Waiting for 2012? Not the movie, but the real thing.
Reports indicate that the 2012 end of the world prediction made by the ancient Mayans has sparked real fears, with some people displaying "end times" anxiety.
NASA's Ask an Astrobiologist Web site, for example, has received thousands of questions regarding the 2012 doomsday predictions-some of them disturbing, according to David Morrison, a senior scientist with the NASA Astrobiology Institute.
"A lot of the submitters are people who are genuinely frightened," said Morrison, who thinks movie marketers, authors, and others out to make a buck are feeding some of the fears.
"I've had two teenagers who were considering killing themselves, because they didn't want to be around when the world ends," he told National Geographic News.
"Two women in the last two weeks said they were contemplating killing their children and themselves, so they wouldn't have to suffer through the end of the world," he added.
Part of the worry, according to Morrison, is being fanned by a suite of Web sites created by the distributor for '2012', the movie.
The sites appear to represent scientific organizations, press releases, and 2012 whistle-blowers, all intent on telling the "truth" about our upcoming doom.
Now, all the 2012 marketing sites display clear disclaimers that the contents are "Part of the 2012 Movie Experience."
"But, those labels weren't there from day one, adding to the suggestion that the doomsday scenarios might have some truth behind them," Morrison said.
Conspiracy theorists often believe that world governments and those "in power" know all about some impending disaster, but are doing nothing to save the rest of us.
Now, thanks to the Internet, such theories can gain traction quickly and spread more widely than ever before.

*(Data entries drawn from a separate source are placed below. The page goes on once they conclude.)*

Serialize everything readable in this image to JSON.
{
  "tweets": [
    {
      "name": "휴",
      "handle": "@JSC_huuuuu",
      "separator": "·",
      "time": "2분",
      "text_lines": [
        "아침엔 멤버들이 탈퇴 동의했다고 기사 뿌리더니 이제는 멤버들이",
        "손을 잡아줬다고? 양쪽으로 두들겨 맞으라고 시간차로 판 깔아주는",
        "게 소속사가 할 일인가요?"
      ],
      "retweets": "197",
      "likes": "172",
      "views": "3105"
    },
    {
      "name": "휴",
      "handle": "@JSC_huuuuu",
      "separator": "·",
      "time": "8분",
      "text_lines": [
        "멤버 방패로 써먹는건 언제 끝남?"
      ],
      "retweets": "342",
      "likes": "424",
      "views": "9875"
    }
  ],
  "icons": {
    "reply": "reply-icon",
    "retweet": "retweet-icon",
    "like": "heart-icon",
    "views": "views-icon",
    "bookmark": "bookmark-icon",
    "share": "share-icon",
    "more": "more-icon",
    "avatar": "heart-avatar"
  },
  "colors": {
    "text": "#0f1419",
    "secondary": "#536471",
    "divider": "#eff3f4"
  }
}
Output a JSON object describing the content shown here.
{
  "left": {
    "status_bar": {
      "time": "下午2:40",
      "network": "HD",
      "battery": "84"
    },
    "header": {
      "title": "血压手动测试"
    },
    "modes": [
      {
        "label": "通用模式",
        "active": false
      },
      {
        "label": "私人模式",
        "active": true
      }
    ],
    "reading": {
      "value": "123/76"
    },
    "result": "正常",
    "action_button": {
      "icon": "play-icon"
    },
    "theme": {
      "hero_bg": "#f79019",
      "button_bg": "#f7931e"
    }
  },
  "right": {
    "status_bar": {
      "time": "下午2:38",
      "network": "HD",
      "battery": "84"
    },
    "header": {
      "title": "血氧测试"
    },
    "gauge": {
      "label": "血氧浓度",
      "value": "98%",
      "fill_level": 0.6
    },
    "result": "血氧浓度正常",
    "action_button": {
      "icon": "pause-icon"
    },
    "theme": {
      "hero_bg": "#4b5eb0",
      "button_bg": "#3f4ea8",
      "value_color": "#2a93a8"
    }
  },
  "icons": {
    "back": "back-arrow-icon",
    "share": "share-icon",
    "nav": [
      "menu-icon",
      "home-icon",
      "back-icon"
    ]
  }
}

According to Anthony Aveni, a Maya expert and archaeoastronomer at Colgate University in Hamilton, New York, "I got into an email dialogue with a high school student who was quite seriously concerned that the world was going to end. This person thought we were all going to die."
"For a lot of people I think it's almost kind of a parlor game. But there are also people who take it very seriously," said University of Wisconsin historian Paul Boyer.
"What strikes me is the total lack of historic awareness that people who get caught up in these things seem to exhibit. The most elementary look at history shows such a series of these episodes that are then proven false," he said.
"Yet despite that, there always seems to be a market," he added.